More than 2,100 former employees in 57 suburbs cost taxpayers almost $16.5 million in health insurance costs last year.
Experts expect that figure to rise steeply as more municipal employees head into retirement before they are eligible for Medicare at age 65. But even then, Medicare eligibility only reduces the municipal tax burden rather than putting an end to it.
On average, the cost to taxpayers in those suburbs was about $7,700 per retiree last year, according to a Daily Herald analysis of the towns' most recent audits.
While providing access to health insurance for former workers is no surprise -- and is actually required by law -- few, if any, of the towns have funds set aside to cover these rising costs.
"The people in the future are having to fund this and they're not getting any government service for it because the money is going to someone who is retired," said Sheila Weinberg, founder and CEO of Truth in Accounting, a group pushing for more uniform, understandable and accessible government financial reporting requirements.
A town's health insurance plan costs more if retirees are in it, municipal officials said. Those additional costs aren't picked up by retirees, even if they pay the entire premium.
"The insurance coverage for older, retired people is actually used more than the younger population and thus costs more," said Arlington Heights Finance Director Thomas Kuehne, whose village paid $562,603 last year to cover the additional costs of having 218 retirees on the plan. "If our retired folks were not able to participate, then theoretically the insurance plan would be less expensive."

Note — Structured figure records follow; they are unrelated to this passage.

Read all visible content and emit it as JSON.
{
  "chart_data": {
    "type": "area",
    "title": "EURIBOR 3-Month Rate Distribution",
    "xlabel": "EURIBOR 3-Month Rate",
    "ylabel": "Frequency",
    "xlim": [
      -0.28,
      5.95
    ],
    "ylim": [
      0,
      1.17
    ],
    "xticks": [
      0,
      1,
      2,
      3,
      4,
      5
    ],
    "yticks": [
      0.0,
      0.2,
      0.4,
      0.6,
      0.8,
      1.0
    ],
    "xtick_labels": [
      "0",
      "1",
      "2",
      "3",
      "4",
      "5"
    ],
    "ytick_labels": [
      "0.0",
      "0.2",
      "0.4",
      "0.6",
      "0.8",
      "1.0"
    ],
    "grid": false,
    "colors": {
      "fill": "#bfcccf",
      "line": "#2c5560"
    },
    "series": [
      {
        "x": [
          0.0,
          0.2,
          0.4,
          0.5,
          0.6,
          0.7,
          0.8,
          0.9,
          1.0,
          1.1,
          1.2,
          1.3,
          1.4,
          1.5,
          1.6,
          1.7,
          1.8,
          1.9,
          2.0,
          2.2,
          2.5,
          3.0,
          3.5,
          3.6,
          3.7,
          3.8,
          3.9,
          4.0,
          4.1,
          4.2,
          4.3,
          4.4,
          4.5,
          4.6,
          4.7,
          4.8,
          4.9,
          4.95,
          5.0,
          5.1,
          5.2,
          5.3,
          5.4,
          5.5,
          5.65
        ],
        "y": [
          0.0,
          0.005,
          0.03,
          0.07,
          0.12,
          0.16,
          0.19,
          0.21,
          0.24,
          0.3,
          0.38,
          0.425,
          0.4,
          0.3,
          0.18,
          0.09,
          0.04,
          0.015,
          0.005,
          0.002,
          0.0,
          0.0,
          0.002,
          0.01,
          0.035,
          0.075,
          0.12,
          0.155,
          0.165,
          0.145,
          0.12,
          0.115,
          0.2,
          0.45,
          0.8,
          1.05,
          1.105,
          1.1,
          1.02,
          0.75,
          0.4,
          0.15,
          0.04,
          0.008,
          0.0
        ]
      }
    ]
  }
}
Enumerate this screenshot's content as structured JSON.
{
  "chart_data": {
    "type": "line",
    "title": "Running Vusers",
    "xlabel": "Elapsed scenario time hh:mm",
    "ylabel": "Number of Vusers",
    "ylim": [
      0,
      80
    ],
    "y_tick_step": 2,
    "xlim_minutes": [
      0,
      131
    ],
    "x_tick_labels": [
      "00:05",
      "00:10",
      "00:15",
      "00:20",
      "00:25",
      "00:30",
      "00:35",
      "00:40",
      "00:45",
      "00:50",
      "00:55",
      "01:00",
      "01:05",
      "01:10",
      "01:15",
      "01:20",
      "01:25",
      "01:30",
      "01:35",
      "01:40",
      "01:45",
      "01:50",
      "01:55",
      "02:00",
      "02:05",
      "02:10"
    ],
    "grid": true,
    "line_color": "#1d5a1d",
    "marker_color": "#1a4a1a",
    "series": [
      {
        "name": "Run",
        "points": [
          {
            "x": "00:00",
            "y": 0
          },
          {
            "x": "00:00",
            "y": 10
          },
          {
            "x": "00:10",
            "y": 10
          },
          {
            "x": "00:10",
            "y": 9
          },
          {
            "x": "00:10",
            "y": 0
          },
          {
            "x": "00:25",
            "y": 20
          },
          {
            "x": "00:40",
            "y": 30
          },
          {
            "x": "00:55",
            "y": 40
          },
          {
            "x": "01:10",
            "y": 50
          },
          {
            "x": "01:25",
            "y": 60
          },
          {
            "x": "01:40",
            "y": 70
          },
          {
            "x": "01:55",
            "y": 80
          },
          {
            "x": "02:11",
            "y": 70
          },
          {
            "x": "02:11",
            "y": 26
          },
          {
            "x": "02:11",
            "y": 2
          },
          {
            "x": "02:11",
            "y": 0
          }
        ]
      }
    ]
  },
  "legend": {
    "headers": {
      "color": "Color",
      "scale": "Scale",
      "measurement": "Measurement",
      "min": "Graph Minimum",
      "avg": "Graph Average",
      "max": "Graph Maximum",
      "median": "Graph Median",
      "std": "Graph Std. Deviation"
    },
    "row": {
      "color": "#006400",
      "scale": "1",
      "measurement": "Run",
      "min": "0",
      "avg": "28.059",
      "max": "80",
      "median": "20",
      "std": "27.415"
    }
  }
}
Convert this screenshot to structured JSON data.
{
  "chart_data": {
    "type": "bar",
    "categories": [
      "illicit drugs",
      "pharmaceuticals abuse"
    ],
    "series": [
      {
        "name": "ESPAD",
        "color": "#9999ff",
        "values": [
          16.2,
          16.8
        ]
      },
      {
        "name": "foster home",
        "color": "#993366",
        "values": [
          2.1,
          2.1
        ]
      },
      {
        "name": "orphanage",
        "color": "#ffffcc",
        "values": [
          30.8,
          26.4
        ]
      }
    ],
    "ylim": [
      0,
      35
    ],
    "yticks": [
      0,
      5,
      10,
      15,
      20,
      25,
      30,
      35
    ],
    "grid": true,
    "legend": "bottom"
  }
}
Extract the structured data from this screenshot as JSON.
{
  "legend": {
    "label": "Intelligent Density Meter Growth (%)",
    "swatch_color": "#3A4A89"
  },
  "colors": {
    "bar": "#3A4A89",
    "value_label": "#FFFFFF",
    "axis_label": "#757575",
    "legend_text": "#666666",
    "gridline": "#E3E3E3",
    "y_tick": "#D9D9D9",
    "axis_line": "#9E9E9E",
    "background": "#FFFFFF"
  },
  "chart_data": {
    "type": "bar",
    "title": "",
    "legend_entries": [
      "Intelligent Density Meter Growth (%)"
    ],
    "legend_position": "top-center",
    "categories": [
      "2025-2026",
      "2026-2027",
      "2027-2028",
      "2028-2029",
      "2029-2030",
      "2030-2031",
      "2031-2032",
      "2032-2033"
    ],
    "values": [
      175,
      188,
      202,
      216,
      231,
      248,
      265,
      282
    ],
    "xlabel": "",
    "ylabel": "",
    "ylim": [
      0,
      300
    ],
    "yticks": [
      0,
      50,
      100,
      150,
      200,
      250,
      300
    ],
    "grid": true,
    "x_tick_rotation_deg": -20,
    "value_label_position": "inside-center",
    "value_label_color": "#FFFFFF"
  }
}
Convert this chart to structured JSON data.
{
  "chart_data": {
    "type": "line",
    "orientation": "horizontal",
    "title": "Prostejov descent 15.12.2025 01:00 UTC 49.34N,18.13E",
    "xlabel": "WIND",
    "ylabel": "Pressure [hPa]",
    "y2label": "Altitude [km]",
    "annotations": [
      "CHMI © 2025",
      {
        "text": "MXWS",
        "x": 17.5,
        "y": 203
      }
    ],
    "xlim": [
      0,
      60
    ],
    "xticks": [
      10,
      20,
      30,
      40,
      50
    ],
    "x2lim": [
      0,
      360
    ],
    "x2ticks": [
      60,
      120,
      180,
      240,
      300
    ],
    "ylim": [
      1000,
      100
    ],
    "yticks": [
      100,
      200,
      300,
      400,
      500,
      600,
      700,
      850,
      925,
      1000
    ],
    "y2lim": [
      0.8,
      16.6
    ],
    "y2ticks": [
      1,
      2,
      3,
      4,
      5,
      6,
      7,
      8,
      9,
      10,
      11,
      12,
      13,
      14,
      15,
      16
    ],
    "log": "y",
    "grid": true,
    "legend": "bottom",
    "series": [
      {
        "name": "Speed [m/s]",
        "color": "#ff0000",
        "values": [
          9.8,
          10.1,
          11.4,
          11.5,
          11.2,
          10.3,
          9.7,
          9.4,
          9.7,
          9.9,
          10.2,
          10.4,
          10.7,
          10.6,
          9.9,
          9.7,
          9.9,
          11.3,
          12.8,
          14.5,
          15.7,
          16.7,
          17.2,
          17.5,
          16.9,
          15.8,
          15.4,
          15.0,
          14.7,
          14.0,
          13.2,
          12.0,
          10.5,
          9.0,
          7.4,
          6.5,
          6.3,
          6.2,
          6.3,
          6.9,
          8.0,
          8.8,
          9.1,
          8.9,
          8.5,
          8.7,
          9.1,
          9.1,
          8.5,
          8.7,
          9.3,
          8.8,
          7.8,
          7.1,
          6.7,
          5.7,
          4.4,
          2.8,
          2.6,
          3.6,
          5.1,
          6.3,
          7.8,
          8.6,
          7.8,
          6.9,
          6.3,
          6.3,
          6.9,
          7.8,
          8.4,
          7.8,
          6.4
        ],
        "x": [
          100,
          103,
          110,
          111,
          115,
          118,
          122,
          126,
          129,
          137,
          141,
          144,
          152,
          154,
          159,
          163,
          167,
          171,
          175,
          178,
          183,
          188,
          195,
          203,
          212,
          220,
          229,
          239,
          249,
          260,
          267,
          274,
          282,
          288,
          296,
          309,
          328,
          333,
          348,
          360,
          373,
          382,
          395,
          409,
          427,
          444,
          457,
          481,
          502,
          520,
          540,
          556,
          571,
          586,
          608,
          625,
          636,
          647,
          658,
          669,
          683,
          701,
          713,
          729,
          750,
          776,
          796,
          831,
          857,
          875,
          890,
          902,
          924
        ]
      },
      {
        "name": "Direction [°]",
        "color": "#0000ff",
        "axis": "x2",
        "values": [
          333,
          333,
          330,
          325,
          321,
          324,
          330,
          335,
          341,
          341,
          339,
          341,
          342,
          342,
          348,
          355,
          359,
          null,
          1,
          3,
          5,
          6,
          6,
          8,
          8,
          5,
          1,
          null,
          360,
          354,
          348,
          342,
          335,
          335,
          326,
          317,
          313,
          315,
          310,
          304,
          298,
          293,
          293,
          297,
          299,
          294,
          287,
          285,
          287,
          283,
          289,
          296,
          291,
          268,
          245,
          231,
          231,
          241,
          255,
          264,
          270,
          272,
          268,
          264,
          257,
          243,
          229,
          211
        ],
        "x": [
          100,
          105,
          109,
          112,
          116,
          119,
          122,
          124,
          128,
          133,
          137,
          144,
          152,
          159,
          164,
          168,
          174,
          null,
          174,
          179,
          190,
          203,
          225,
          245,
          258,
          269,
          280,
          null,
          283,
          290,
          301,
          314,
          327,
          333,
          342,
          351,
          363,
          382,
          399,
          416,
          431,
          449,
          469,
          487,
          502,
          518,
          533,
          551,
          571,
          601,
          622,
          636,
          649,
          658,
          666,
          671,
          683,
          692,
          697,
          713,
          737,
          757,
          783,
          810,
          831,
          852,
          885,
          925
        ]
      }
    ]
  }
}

While most municipal retirees are required to switch to Medicare for primary coverage when they reach 65 years old, they are still allowed to keep paying for secondary coverage through the town's health insurance plan.
Even in towns that had promised to pay for health care coverage long ago, there's no financial safety net for current taxpayers. So in Wheeling -- which offered free individual health insurance coverage to retired employees in the 1970s as long as they worked at least eight years -- taxpayers of today are still subsidizing that promise. In 2013, that cost nearly $1 million for the 84 retired Wheeling workers receiving health insurance coverage through the village.
"We have some (eligible) employees who have not yet retired," said Wheeling Finance Director Michael Mondschain. "Not a lot, but a handful."
Wheeling stopped promising free health insurance coverage in retirement in 1981.
But some towns still offer the benefit to certain employee groups, like police and firefighters.
At $6,116,378, Aurora had the largest "post-employment benefit" burden of the 57 suburbs analyzed. That's because its 475 participating retirees "contribute 20 percent to 29 percent" of the premium and "the city contributes the remainder," according to the city's 2013 Comprehensive Annual Financial Report.
Aurora also leads the suburban pack with more than $176 million in unfunded obligations, or the estimated future expense of providing health insurance coverage to all retirees and current employees.
Second is tiny Rosemont, which has more than $79 million in unfunded obligations, mainly because of its large police and fire department staffs.
"Unfortunately, taxpayers have not been told how much these costs are," Weinberg said.
Wheeling is carrying an unfunded liability of more than $19 million because of the promises made to employees there more than 40 years ago.
Experts argue that municipalities should be saving now for future costs, like pension obligations that are prefunded through investment and savings initiatives.
"That's so the current generation is not over- or undercharged," said Alex Brown, research manager at the National Association of State Retirement Administrators.
The Governmental Accounting Standards Board is requiring more detailed reporting of retiree health insurance costs of all taxing bodies. The potential future obligations now being reported in audits paint a bleak picture.
Actuarial estimates show these towns have more than $434 million in future health care cost obligations. That's up 20 percent from just five years ago.
Mondschain said saving for the future health insurance obligations would have prevented spending elsewhere.
"The village would love to be in the position to fund this and set aside the money for future costs, but with all the other budgetary issues, we just don't have the money for it," he said.